LOL. well i guess her marketing platform did work as i can see all of you guys are debating about her right now.

What i can say is that, this is not a serious crime. There is no need for a jail term, just a warning will do. Compare this to what ex chairman of Ren ci and NKF did. They are sentence to 8mth jail...I dont see why sticker girl have to be charge with 3yr jail term + $2k fine.

I wonder if this is the reason Singapore art stream stuck to the core and some of you can even call yourself "artists". Hiding behind some closet of yours, not daring enough to speak up.

Ask yourself, are you daring enough to do things she did?

Jealously is in the air.

WONDERgirl said...

How shallow to equate professionalism and respect for public property to jealousy and cowardice. It is a wonder how society is going to progress with people who cannot put things in real perspective and would rather twist things according to emotion rather than fact.

Looks like many of those who oppose this are open to have their homes spray painted with art.

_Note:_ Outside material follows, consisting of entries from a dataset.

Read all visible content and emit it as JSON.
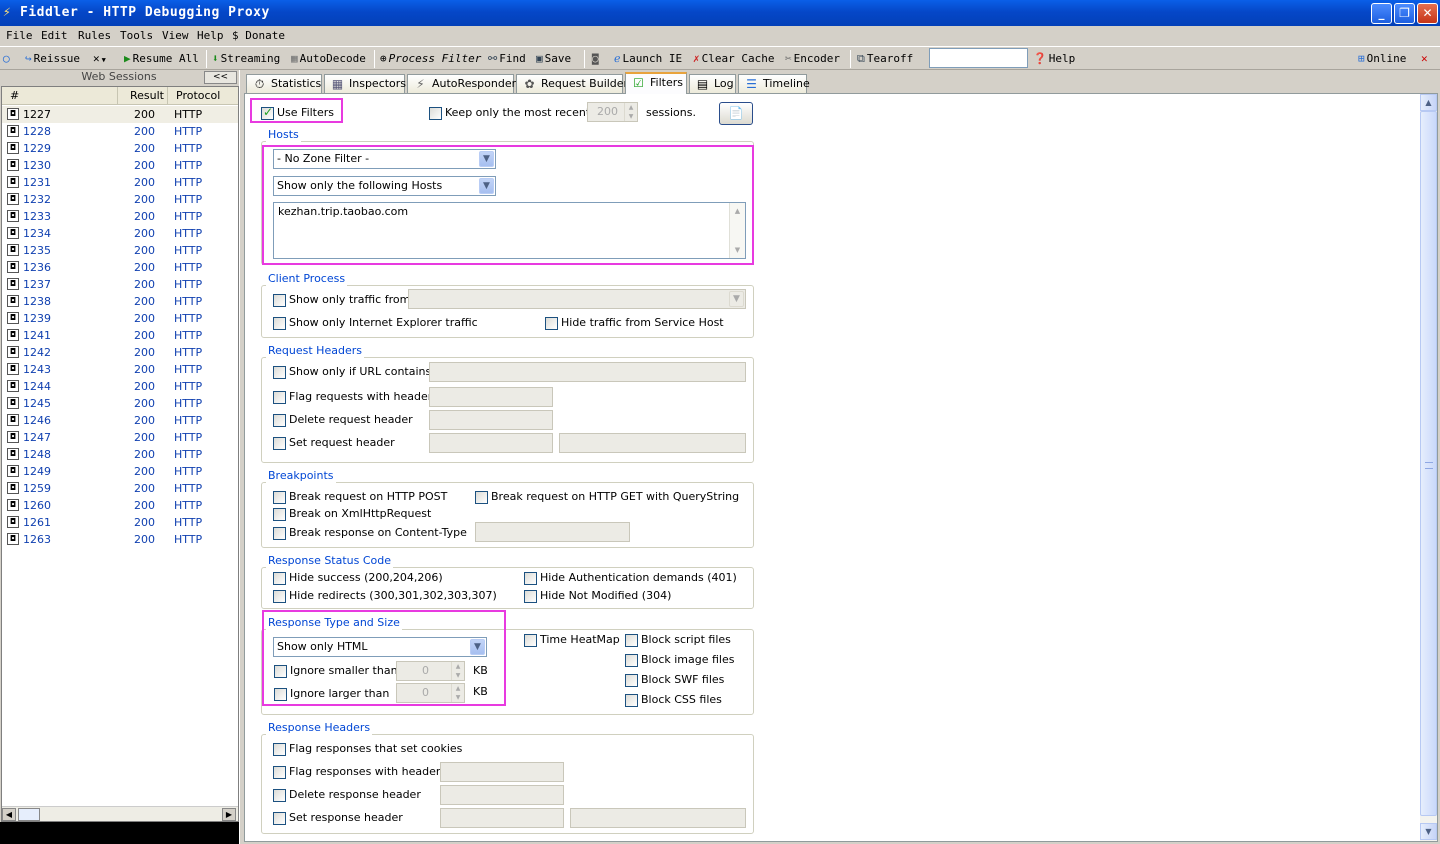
{
  "window": {
    "title": "Fiddler - HTTP Debugging Proxy"
  },
  "menu": [
    "File",
    "Edit",
    "Rules",
    "Tools",
    "View",
    "Help",
    "$ Donate"
  ],
  "toolbar": {
    "reissue": "Reissue",
    "resume_all": "Resume All",
    "streaming": "Streaming",
    "autodecode": "AutoDecode",
    "process_filter": "Process Filter",
    "find": "Find",
    "save": "Save",
    "launch_ie": "Launch IE",
    "clear_cache": "Clear Cache",
    "encoder": "Encoder",
    "tearoff": "Tearoff",
    "help": "Help",
    "online": "Online"
  },
  "sessions": {
    "title": "Web Sessions",
    "collapse": "<<",
    "columns": {
      "num": "#",
      "result": "Result",
      "protocol": "Protocol"
    },
    "rows": [
      {
        "num": "1227",
        "result": "200",
        "protocol": "HTTP"
      },
      {
        "num": "1228",
        "result": "200",
        "protocol": "HTTP"
      },
      {
        "num": "1229",
        "result": "200",
        "protocol": "HTTP"
      },
      {
        "num": "1230",
        "result": "200",
        "protocol": "HTTP"
      },
      {
        "num": "1231",
        "result": "200",
        "protocol": "HTTP"
      },
      {
        "num": "1232",
        "result": "200",
        "protocol": "HTTP"
      },
      {
        "num": "1233",
        "result": "200",
        "protocol": "HTTP"
      },
      {
        "num": "1234",
        "result": "200",
        "protocol": "HTTP"
      },
      {
        "num": "1235",
        "result": "200",
        "protocol": "HTTP"
      },
      {
        "num": "1236",
        "result": "200",
        "protocol": "HTTP"
      },
      {
        "num": "1237",
        "result": "200",
        "protocol": "HTTP"
      },
      {
        "num": "1238",
        "result": "200",
        "protocol": "HTTP"
      },
      {
        "num": "1239",
        "result": "200",
        "protocol": "HTTP"
      },
      {
        "num": "1241",
        "result": "200",
        "protocol": "HTTP"
      },
      {
        "num": "1242",
        "result": "200",
        "protocol": "HTTP"
      },
      {
        "num": "1243",
        "result": "200",
        "protocol": "HTTP"
      },
      {
        "num": "1244",
        "result": "200",
        "protocol": "HTTP"
      },
      {
        "num": "1245",
        "result": "200",
        "protocol": "HTTP"
      },
      {
        "num": "1246",
        "result": "200",
        "protocol": "HTTP"
      },
      {
        "num": "1247",
        "result": "200",
        "protocol": "HTTP"
      },
      {
        "num": "1248",
        "result": "200",
        "protocol": "HTTP"
      },
      {
        "num": "1249",
        "result": "200",
        "protocol": "HTTP"
      },
      {
        "num": "1259",
        "result": "200",
        "protocol": "HTTP"
      },
      {
        "num": "1260",
        "result": "200",
        "protocol": "HTTP"
      },
      {
        "num": "1261",
        "result": "200",
        "protocol": "HTTP"
      },
      {
        "num": "1263",
        "result": "200",
        "protocol": "HTTP"
      }
    ]
  },
  "tabs": [
    "Statistics",
    "Inspectors",
    "AutoResponder",
    "Request Builder",
    "Filters",
    "Log",
    "Timeline"
  ],
  "filters": {
    "use_filters": "Use Filters",
    "keep_recent": "Keep only the most recent",
    "recent_count": "200",
    "sessions_label": "sessions.",
    "hosts": {
      "title": "Hosts",
      "zone": "- No Zone Filter -",
      "mode": "Show only the following Hosts",
      "list": "kezhan.trip.taobao.com"
    },
    "client": {
      "title": "Client Process",
      "traffic_from": "Show only traffic from",
      "ie_only": "Show only Internet Explorer traffic",
      "hide_service": "Hide traffic from Service Host"
    },
    "req_headers": {
      "title": "Request Headers",
      "url_contains": "Show only if URL contains",
      "flag_header": "Flag requests with header",
      "delete_header": "Delete request header",
      "set_header": "Set request header"
    },
    "breakpoints": {
      "title": "Breakpoints",
      "post": "Break request on HTTP POST",
      "get_qs": "Break request on HTTP GET with QueryString",
      "xhr": "Break on XmlHttpRequest",
      "content_type": "Break response on Content-Type"
    },
    "status": {
      "title": "Response Status Code",
      "success": "Hide success (200,204,206)",
      "auth": "Hide Authentication demands (401)",
      "redirects": "Hide redirects (300,301,302,303,307)",
      "not_modified": "Hide Not Modified (304)"
    },
    "type_size": {
      "title": "Response Type and Size",
      "type": "Show only HTML",
      "smaller": "Ignore smaller than",
      "larger": "Ignore larger than",
      "smaller_val": "0",
      "larger_val": "0",
      "unit": "KB",
      "heatmap": "Time HeatMap",
      "block_script": "Block script files",
      "block_image": "Block image files",
      "block_swf": "Block SWF files",
      "block_css": "Block CSS files"
    },
    "resp_headers": {
      "title": "Response Headers",
      "cookies": "Flag responses that set cookies",
      "flag_header": "Flag responses with header",
      "delete_header": "Delete response header",
      "set_header": "Set response header"
    }
  },
  "colors": {
    "highlight": "#e83ae0",
    "title_blue": "#0046d5",
    "titlebar": "#0547c8"
  }
}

How about some of you leave your addresses like some have said above to start a movement showing your great support for this graffiti movement with your houses redecorated with paint.

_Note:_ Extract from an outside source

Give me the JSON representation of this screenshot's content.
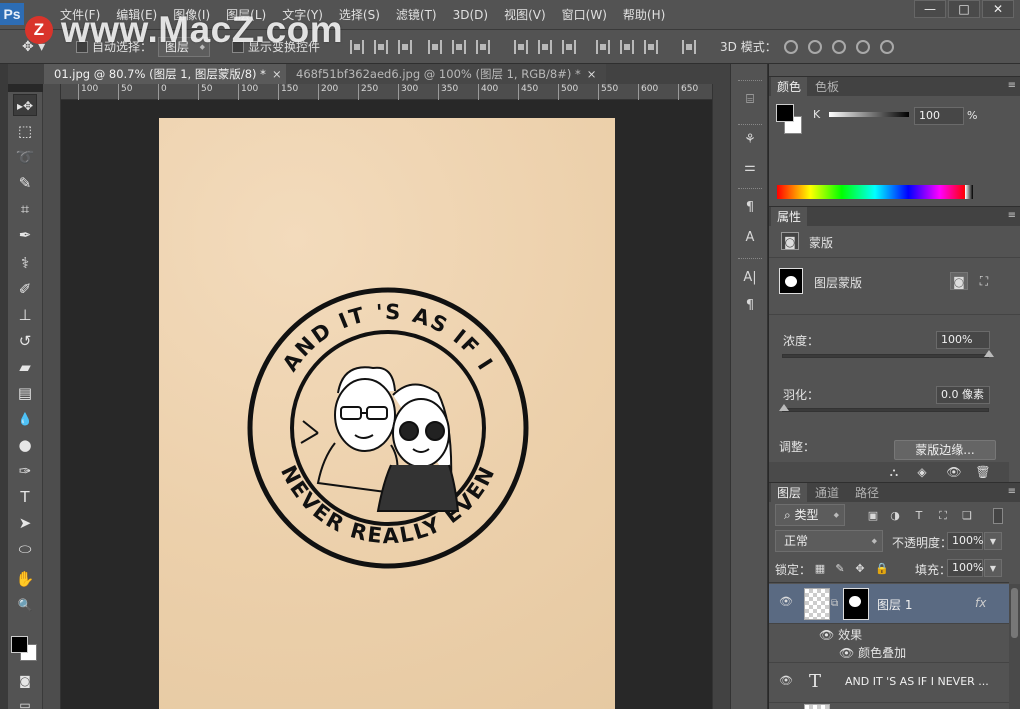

The idea that she has guts is laughable. If she was gutsy enough to be caught, she would not be so traumatized without even being sentenced and should continue to be out voicing and advocating her right to do what she did. Seems like silence and conformity. So where is the guts actually?

Only so called "guts" I see are people ranting support online, petitioning online, rebutting lawful citizens online. We are not seeing more real gutsy reaction are we?

SPitBallz said...

The Charge is for the crime.

The sentence has not been met by the judge.

She has not been charged with 3 years and a 2k fine. It is only a range for sentencing for the type of crime she committed. So chill out man.

I agree the sentence should not be too tough and it could easily be a lower sentence, but the act is illegal and she deserves to be punished.

patriot said...

Many are understandably sympathetic to the Sticker Lady, she had done little or no irreparable damage. And her artistic expressions in painting and word are tastefully done and humourous. Me will even say they are educational. However, as many had rightly put it; an offence is an offence. She has to face the Laws, just hope that the Laws can be lenient in sentencing her. There can be compassion in punishment.

patriot

Anonymous said...

This is not about whether the lady's 'art' is good or bad, harmless or dangerous but rather respect for public property and others.

I find that some Singaporeans/residents have a habit of claiming public space as their own and this is especially evident in HDB blocks where residents would place their belongings in the common corridors, lift lobbies and staircase landings as if the space belongs to them, without regard to the safety, hygiene and convenience of others.

We need to change this attitude to be considered truly civilized.